VTEP-Peer Aging/Removal
A VTEP-peer might shut down, be removed from the network, become unreachable, or just become dormant. In many situations, there is no direct indication to remove the VTEP-peer. Therefore, you must employ an aging mechanism to clean up the VTEP peers that were dynamically learned. The cleanup is essential because the total number of active VTEP peers present at any given time is limited by the hardware. The ageout time is set to 10 minutes.
vPC Considerations
vPC Consistency Checks
Parameter |
vPC Check Type |
Description |
---|---|---|
VLAN-VNI mapping |
Type-1—nongraceful |
Brings down the affected VLANs on vPC ports on both sides. |
VTEP-Member-VNI |
Type-1—nongraceful |
Member VNIs must be the same on both nodes. VNIs that are not common bring down the corresponding VLANs on vPC ports on both sides. |
VTEP-emulated IP |
Type-1—graceful |
If an emulated IP address is not the same on both nodes, all gateway vPC ports on one side (secondary) are brought down. Alternatively, one side of all vPC ports is brought down. |
VTEP-node IP address |
Type 2 |
vPC manager issues a warning. |
vPC and Multicast
For each outer destination group (DG), you must select one of the vPC peers as a designated Affinity Forwarder (AF). The AF switch forwards the multidestination traffic to the vPC connected devices while a non-AF switch only forwards traffic to singly connected devices. The selection of an AF is done by a multicast group that is based on a vPC permanent role.
QoS/ACL Support
Quality of Service (QoS) and Access Control Lists (ACLs) are applied to the ingress packets for packets from VLAN to VXLAN (encapsulation). During encapsulation, the outer Class of Service (CoS) and differentiated services code point (DSCP) values are derived from the final inner COS and DSCP values.
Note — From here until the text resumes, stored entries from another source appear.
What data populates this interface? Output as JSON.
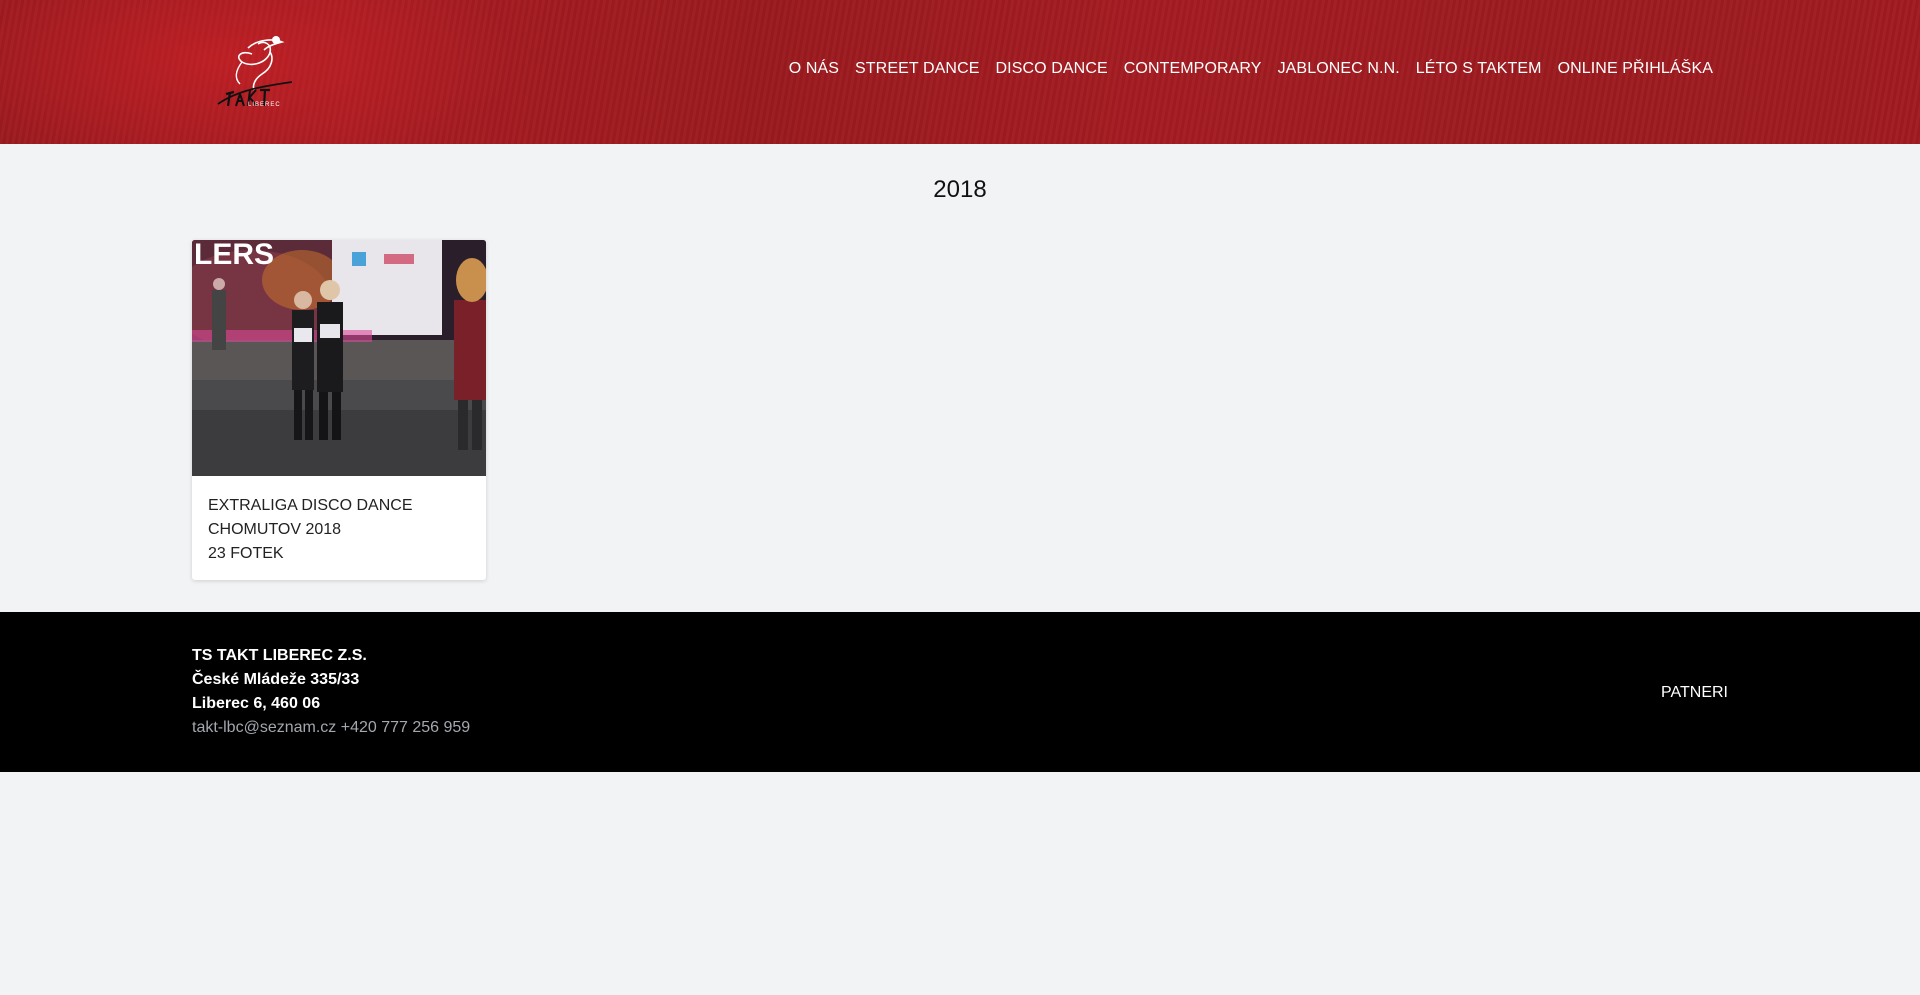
{
  "header": {
    "logo": {
      "icon": "takt-dancer-logo-icon",
      "logo_text": "TAKT LIBEREC"
    },
    "nav": [
      {
        "label": "O NÁS"
      },
      {
        "label": "STREET DANCE"
      },
      {
        "label": "DISCO DANCE"
      },
      {
        "label": "CONTEMPORARY"
      },
      {
        "label": "JABLONEC N.N."
      },
      {
        "label": "LÉTO S TAKTEM"
      },
      {
        "label": "ONLINE PŘIHLÁŠKA"
      }
    ]
  },
  "main": {
    "title": "2018",
    "albums": [
      {
        "title_line1": "EXTRALIGA DISCO DANCE",
        "title_line2": "CHOMUTOV 2018",
        "count": "23 FOTEK",
        "photo_banner_text": "LERS"
      }
    ]
  },
  "footer": {
    "org_name": "TS TAKT LIBEREC Z.S.",
    "street": "České Mládeže 335/33",
    "city": "Liberec 6, 460 06",
    "email": "takt-lbc@seznam.cz",
    "phone": "+420 777 256 959",
    "partners_label": "PATNERI"
  },
  "colors": {
    "header_red": "#a01b21",
    "page_background": "#f2f3f5",
    "footer_background": "#000000",
    "footer_contact": "#a3a8ae"
  }
}
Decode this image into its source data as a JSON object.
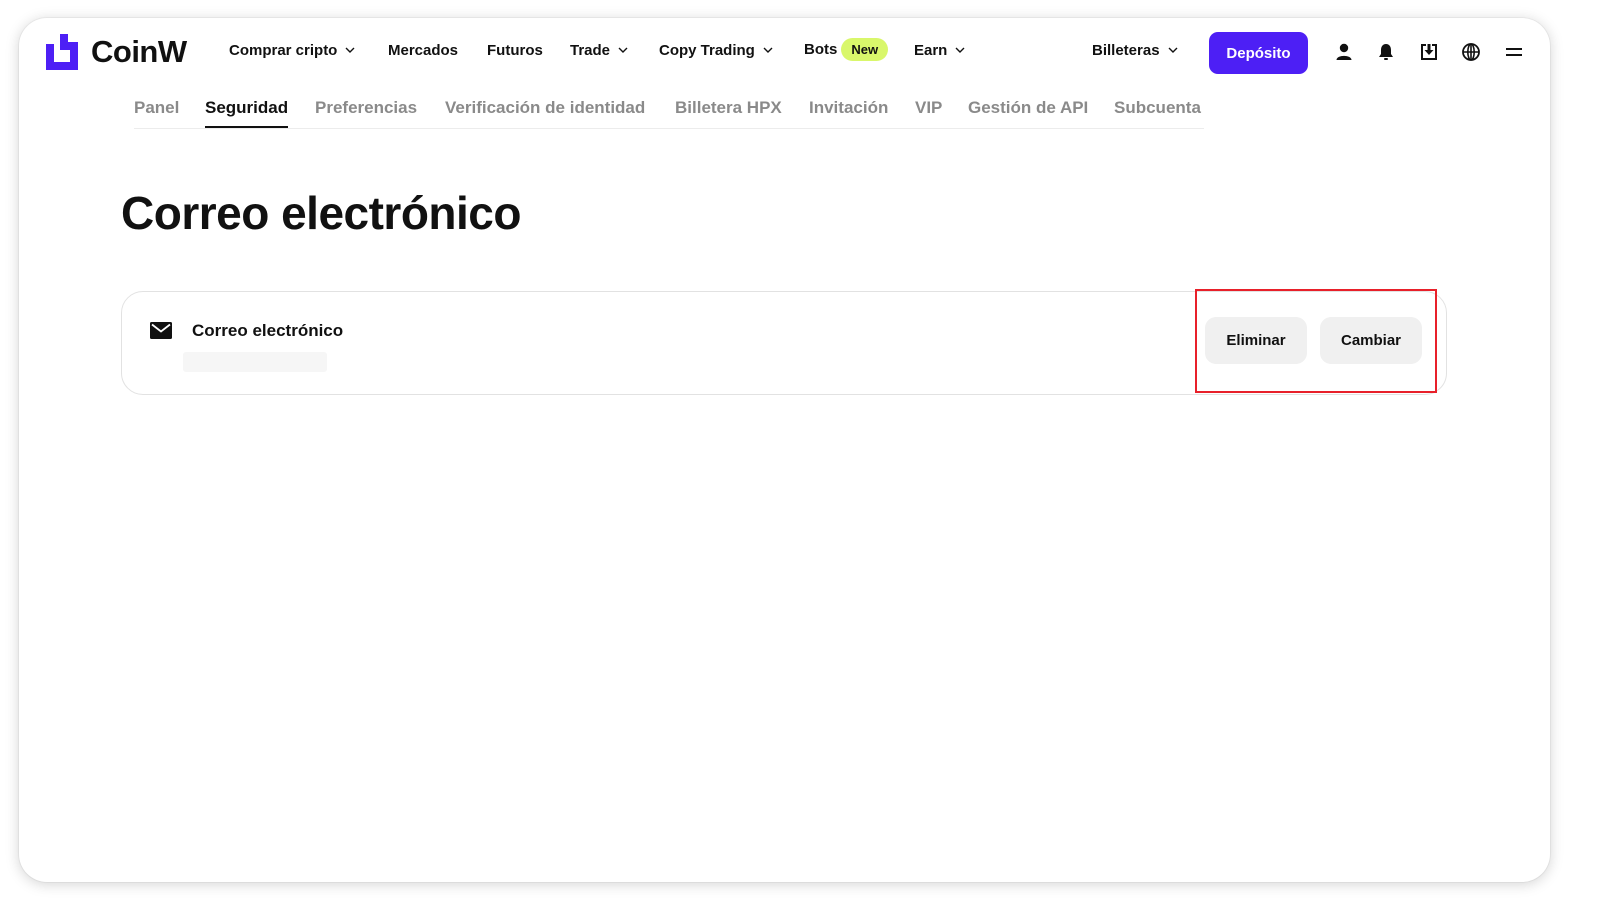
{
  "brand": {
    "name": "CoinW",
    "accent": "#4d1ff5"
  },
  "nav": {
    "items": [
      {
        "label": "Comprar cripto",
        "dropdown": true
      },
      {
        "label": "Mercados",
        "dropdown": false
      },
      {
        "label": "Futuros",
        "dropdown": false
      },
      {
        "label": "Trade",
        "dropdown": true
      },
      {
        "label": "Copy Trading",
        "dropdown": true
      },
      {
        "label": "Bots",
        "dropdown": false,
        "badge": "New",
        "badge_color": "#d9f76b"
      },
      {
        "label": "Earn",
        "dropdown": true
      }
    ],
    "wallets_label": "Billeteras",
    "deposit_label": "Depósito",
    "icons": [
      "user-icon",
      "bell-icon",
      "download-icon",
      "globe-icon",
      "menu-icon"
    ]
  },
  "subtabs": {
    "items": [
      "Panel",
      "Seguridad",
      "Preferencias",
      "Verificación de identidad",
      "Billetera HPX",
      "Invitación",
      "VIP",
      "Gestión de API",
      "Subcuenta"
    ],
    "active": "Seguridad"
  },
  "page": {
    "title": "Correo electrónico"
  },
  "email_card": {
    "icon": "mail-icon",
    "label": "Correo electrónico",
    "delete_label": "Eliminar",
    "change_label": "Cambiar"
  },
  "annotation": {
    "highlight_color": "#e8202a"
  }
}
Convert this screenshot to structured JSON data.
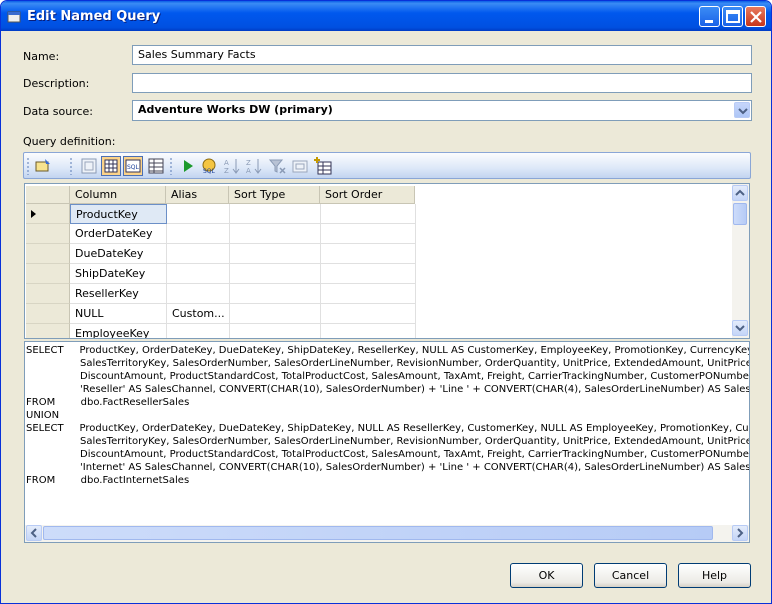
{
  "window": {
    "title": "Edit Named Query"
  },
  "form": {
    "name_label": "Name:",
    "name_value": "Sales Summary Facts",
    "description_label": "Description:",
    "description_value": "",
    "datasource_label": "Data source:",
    "datasource_value": "Adventure Works DW (primary)",
    "query_label": "Query definition:"
  },
  "grid": {
    "headers": [
      "Column",
      "Alias",
      "Sort Type",
      "Sort Order"
    ],
    "rows": [
      {
        "column": "ProductKey",
        "alias": ""
      },
      {
        "column": "OrderDateKey",
        "alias": ""
      },
      {
        "column": "DueDateKey",
        "alias": ""
      },
      {
        "column": "ShipDateKey",
        "alias": ""
      },
      {
        "column": "ResellerKey",
        "alias": ""
      },
      {
        "column": "NULL",
        "alias": "Custom..."
      },
      {
        "column": "EmployeeKey",
        "alias": ""
      }
    ]
  },
  "sql": {
    "lines": [
      "SELECT     ProductKey, OrderDateKey, DueDateKey, ShipDateKey, ResellerKey, NULL AS CustomerKey, EmployeeKey, PromotionKey, CurrencyKey,",
      "                 SalesTerritoryKey, SalesOrderNumber, SalesOrderLineNumber, RevisionNumber, OrderQuantity, UnitPrice, ExtendedAmount, UnitPriceDi",
      "                 DiscountAmount, ProductStandardCost, TotalProductCost, SalesAmount, TaxAmt, Freight, CarrierTrackingNumber, CustomerPONumber,",
      "                 'Reseller' AS SalesChannel, CONVERT(CHAR(10), SalesOrderNumber) + 'Line ' + CONVERT(CHAR(4), SalesOrderLineNumber) AS SalesOr",
      "FROM        dbo.FactResellerSales",
      "UNION",
      "SELECT     ProductKey, OrderDateKey, DueDateKey, ShipDateKey, NULL AS ResellerKey, CustomerKey, NULL AS EmployeeKey, PromotionKey, Curren",
      "                 SalesTerritoryKey, SalesOrderNumber, SalesOrderLineNumber, RevisionNumber, OrderQuantity, UnitPrice, ExtendedAmount, UnitPriceDi",
      "                 DiscountAmount, ProductStandardCost, TotalProductCost, SalesAmount, TaxAmt, Freight, CarrierTrackingNumber, CustomerPONumber,",
      "                 'Internet' AS SalesChannel, CONVERT(CHAR(10), SalesOrderNumber) + 'Line ' + CONVERT(CHAR(4), SalesOrderLineNumber) AS SalesOr",
      "FROM        dbo.FactInternetSales"
    ]
  },
  "buttons": {
    "ok": "OK",
    "cancel": "Cancel",
    "help": "Help"
  },
  "colors": {
    "titlebar": "#0054e3",
    "dialog_bg": "#ece9d8",
    "selection": "#dfe9f5"
  }
}
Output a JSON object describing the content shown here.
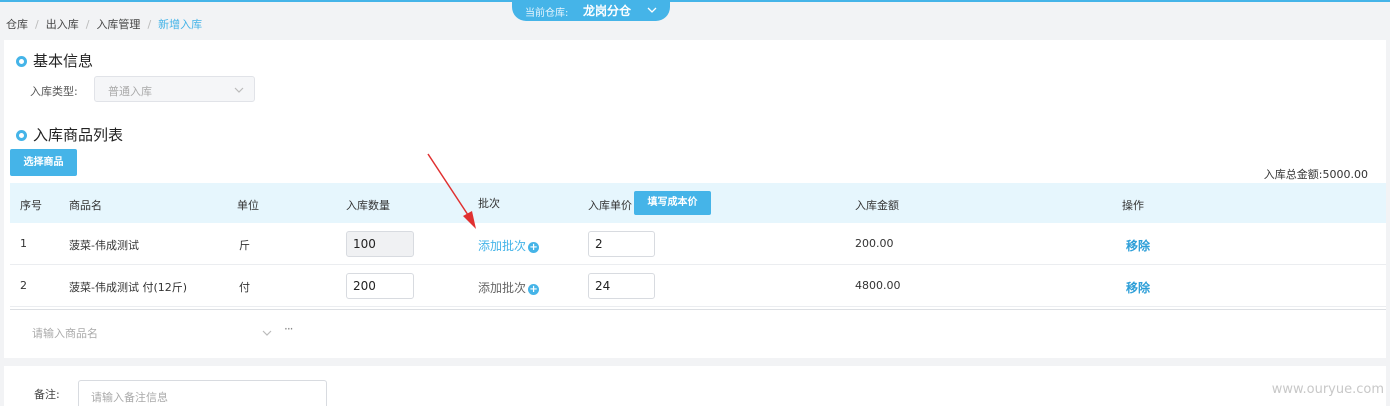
{
  "breadcrumb": {
    "items": [
      "仓库",
      "出入库",
      "入库管理"
    ],
    "current": "新增入库"
  },
  "warehouse": {
    "label": "当前仓库:",
    "value": "龙岗分仓"
  },
  "basic_info": {
    "title": "基本信息",
    "type_label": "入库类型:",
    "type_value": "普通入库"
  },
  "goods": {
    "title": "入库商品列表",
    "choose_button": "选择商品",
    "total_label": "入库总金额:",
    "total_value": "5000.00",
    "fill_cost_button": "填写成本价",
    "columns": {
      "index": "序号",
      "name": "商品名",
      "unit": "单位",
      "qty": "入库数量",
      "batch": "批次",
      "price": "入库单价",
      "amount": "入库金额",
      "ops": "操作"
    },
    "rows": [
      {
        "index": "1",
        "name": "菠菜-伟成测试",
        "unit": "斤",
        "qty": "100",
        "batch": "添加批次",
        "price": "2",
        "amount": "200.00",
        "remove": "移除"
      },
      {
        "index": "2",
        "name": "菠菜-伟成测试 付(12斤)",
        "unit": "付",
        "qty": "200",
        "batch": "添加批次",
        "price": "24",
        "amount": "4800.00",
        "remove": "移除"
      }
    ],
    "add_placeholder": "请输入商品名",
    "more": "···"
  },
  "remark": {
    "label": "备注:",
    "placeholder": "请输入备注信息"
  },
  "watermark": "www.ouryue.com",
  "colors": {
    "accent": "#45b4e8",
    "header_bg": "#e6f6fd",
    "annotation_arrow": "#e03030"
  }
}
When a packet is decapsulated, the outer CoS is used as the inner CoS, because there is no inner .1Q, or .1P tag carried with the inner frame. The rest of the processing is done on the inner frame.
If traffic is decapsulated and reencapsulated, the inner CoS value is used to derive the outer DSCP value. The CoS is preserved from the ingress frame.
For overlay transit traffic (traffic that is not decapsulated), QoS and ACLs are applied to the outer headers.
TTL Handling
When a native classical Ethernet (CE) packet is encapsulated, the outer Time To Live (TTL) is selected based on a configured value. The default is 32. The outer TTL is decremented based on the outer IP routing and discarded when it goes to zero. The inner TTL is unchanged as the packet traverses the overlay network. After decapsulation, the inner TTL is preserved if the inner packet is Layer 2 switched. The inner TTL is decremented whenever an inner packet is routed.
When a multicast packet is decapsulated and reencapsulated, the outer TTL is decremented by 1 while the inner TTL is preserved. If the inner packet is multicast routed, the inner TTL is decremented whenever an unencapsulated inner packet is delivered to the end station.
Multipathing Support
When a CE packet is encapsulated using VXLAN encapsulation, a 16-bit hash value is created using the Layer 2 and Layer 3 addresses and Layer 4 source and destination ports if available. The hash value is then used as an outer UDP src_port. This hash value represents the inner-packet flow (with some aliasing due to the 16-bit hash result). The outer UDP source port is used by core routers to load balance traffic between two VTEPs based on inner flows.
When the packet is first encapsulated, inner packet headers are used to select one of many available equal cost paths to the destination VTEP.
MTU
The Cisco Nexus device does not support fragmentation or re-assembly of VXLAN traffic. As VXLAN encapsulation adds 50 bytes to the packet, the MTU of the tenant devices must be at least 50 bytes smaller than the MTU of the network devices. The Cisco VXLAN device supports an MTU configuration on a physical interface as well as an SVI interface. Ensure that the MTU on the VNI-mapped SVI is 50 bytes smaller than the physical interfaces's MTU when configuring VXLAN routing. For a VXLAN Layer 2 gateway, the default MTU is 1500. The recommended method is to increase the MTU to 1550.